House Committee Holds Latest Hearing on 21st Century Cures

On July 25, the Health Subcommittee of the House Energy and Commerce Committee held a hearing on implementation of the “21st Century Cures Act (Cures Act).” National Institutes of Health (NIH) Director Francis Collins and U.S. Food and Drug Administration (FDA) Commissioner Scott Gottlieb were among the witnesses. Several issues raised during the hearing are of interest to ASM membership:

Rep. Gene Green (D-TX) expressed concern with antibiotic resistance and asked what has changed since passage of the Cures Act. Commissioner Gottlieb responded that the FDA will take added steps to look at antibiotic use in animal feed and that a guidance document will soon be issued on the topic. He also spoke about the importance of new pathways for getting countermeasures to market. He spoke about “pull incentives.” A pull creates an incentive for private sector engagement by creating viable market demand or reward for success.

Rep. Green also asked about the potential for FDA approval of Ebola vaccine. Dr. Collins noted that the NIH began working on an Ebola vaccine in the 1990s and the vaccine was developed in record time, but not in time for the West Africa Ebola outbreak of 2013-2016. With regard to the recent outbreak in the Democratic Republic of Congo (DRC), Collins said that the vaccine was distributed and administered to healthcare workers and that The World Health Organization had declared the epidemic over the day before. Dr. Gottlieb remarked the Ebola vaccine is a “game changer” and applauded Merck’s efforts (vaccines were provided free in DRC). Gottlieb revealed Merck is working toward a licensed product in the US.
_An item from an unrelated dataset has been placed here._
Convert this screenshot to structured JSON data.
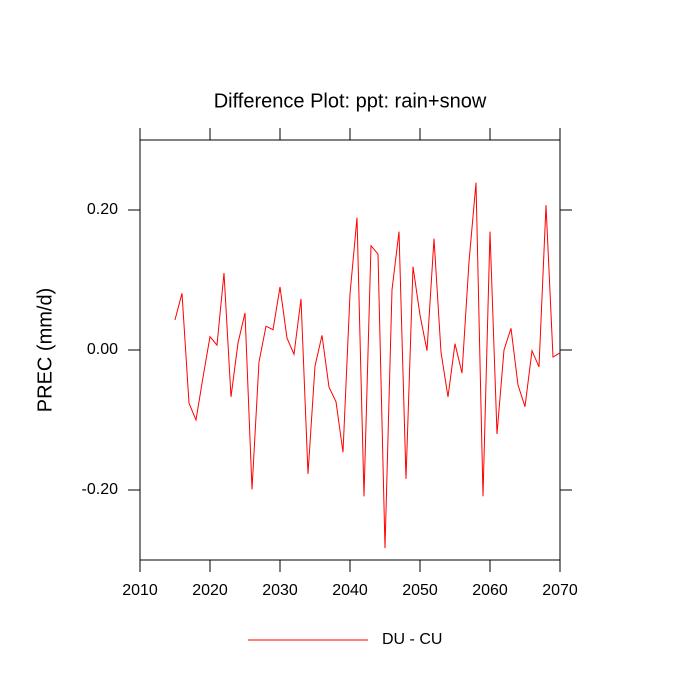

Rep. Anna Eshoo (D-CA) asked about the priority review process for medical countermeasures (MCM). Specifically, she asked if the FDA was concerned with the number of products that qualify for priority review. Gottlieb responded that the first MCM (treatment for smallpox) was just approved by the FDA. He added that he wouldn’t argue that FDA anticipates too many MCMs competing for priority review.

The Cures Act was signed into law in December 2016 (PL: 114-255), and was designed to help accelerate medical product development and bring new innovations and advances to patients in a more efficient manner. See all the relevant documents and view this hearing.  ASM will continue to monitor these issues and any Congressional actions coming out of the hearing.